Ultimately, some who were originally against the proposal reluctantly came around, saying higher interest rates would eat into budgets and lead to layoffs in the public sector.

“My heart is broken today because my back is against the wall,” said Sen. James Manning Jr., a Democrat who voted yes after signaling his opposition earlier this week. “I have two worlds that are colliding today — how do I respond?”

The plan, which the Senate approved by a 16 to 12 vote Thursday, essentially refinances the $25 billion in debt incurred from the Public Employee Retirement System, known as PERS. It extends the state’s repayment period from 20 to 22 years, which is meant to shield employers from an impending interest rate hike in the upcoming years.

More controversially, the measure also redirects 2.5 percent of employee salary toward PERS. That translates to a 7 percent to 12 percent cut to employees’ secondary retirement account, which is a 401(k)-type plan meant to supplement the public pension.

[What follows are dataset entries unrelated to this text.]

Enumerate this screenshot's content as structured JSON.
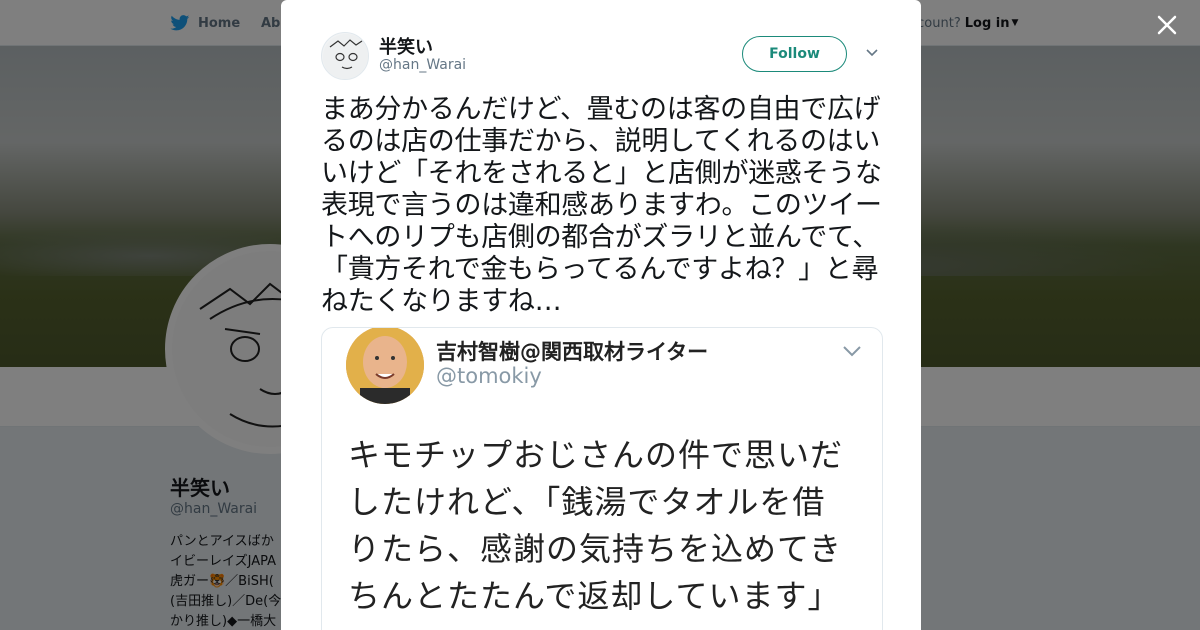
{
  "background_page": {
    "nav": {
      "home_label": "Home",
      "about_label": "Abo",
      "account_prompt": "ccount?",
      "login_label": "Log in"
    },
    "profile": {
      "name": "半笑い",
      "handle": "@han_Warai",
      "bio": "パンとアイスばか イビーレイズJAPA 虎ガー🐯／BiSH( (吉田推し)／De(今 かり推し)◆一橋大"
    }
  },
  "modal": {
    "author": {
      "name": "半笑い",
      "handle": "@han_Warai"
    },
    "follow_label": "Follow",
    "tweet_text": "まあ分かるんだけど、畳むのは客の自由で広げるのは店の仕事だから、説明してくれるのはいいけど「それをされると」と店側が迷惑そうな表現で言うのは違和感ありますわ。このツイートへのリプも店側の都合がズラリと並んでて、「貴方それで金もらってるんですよね？」と尋ねたくなりますね…",
    "embedded_screenshot": {
      "name": "吉村智樹@関西取材ライター",
      "handle": "@tomokiy",
      "text": "キモチップおじさんの件で思いだしたけれど、「銭湯でタオルを借りたら、感謝の気持ちを込めてきちんとたたんで返却しています」"
    }
  },
  "colors": {
    "follow_accent": "#1b8a7a",
    "twitter_blue": "#1da1f2"
  },
  "icons": [
    "twitter-bird-icon",
    "close-icon",
    "chevron-down-icon"
  ]
}
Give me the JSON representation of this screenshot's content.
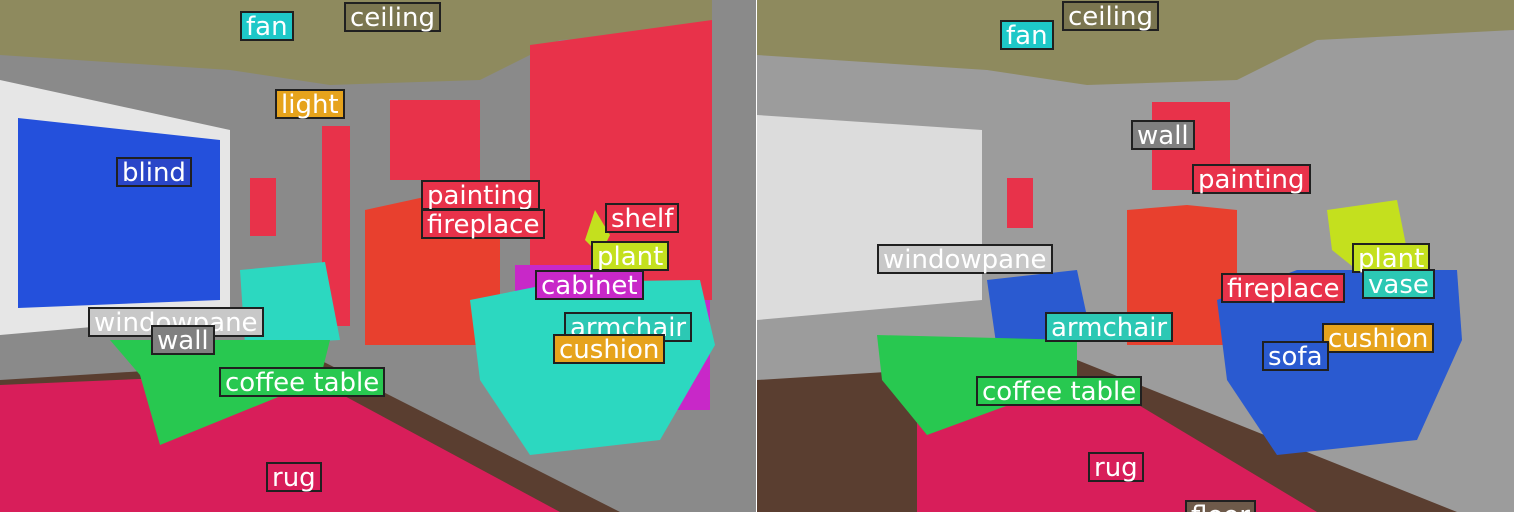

Sen. Tim Knopp, a Bend Republican, stressed this “is not a permanent solution,” and there needs to be more legislative action if the state wants to substantially pay down the debt.

Senate Minority Leader Herman Baertschiger Jr., who was the public face of a Republican walkout over perceived Democratic inaction on PERS, voted against the measure but said in a statement that it was the “first step to remedying the unfunded liability that has been a detriment to our state.”

The plan garnered fierce opposition from unions, who have bashed the idea of cutting benefits.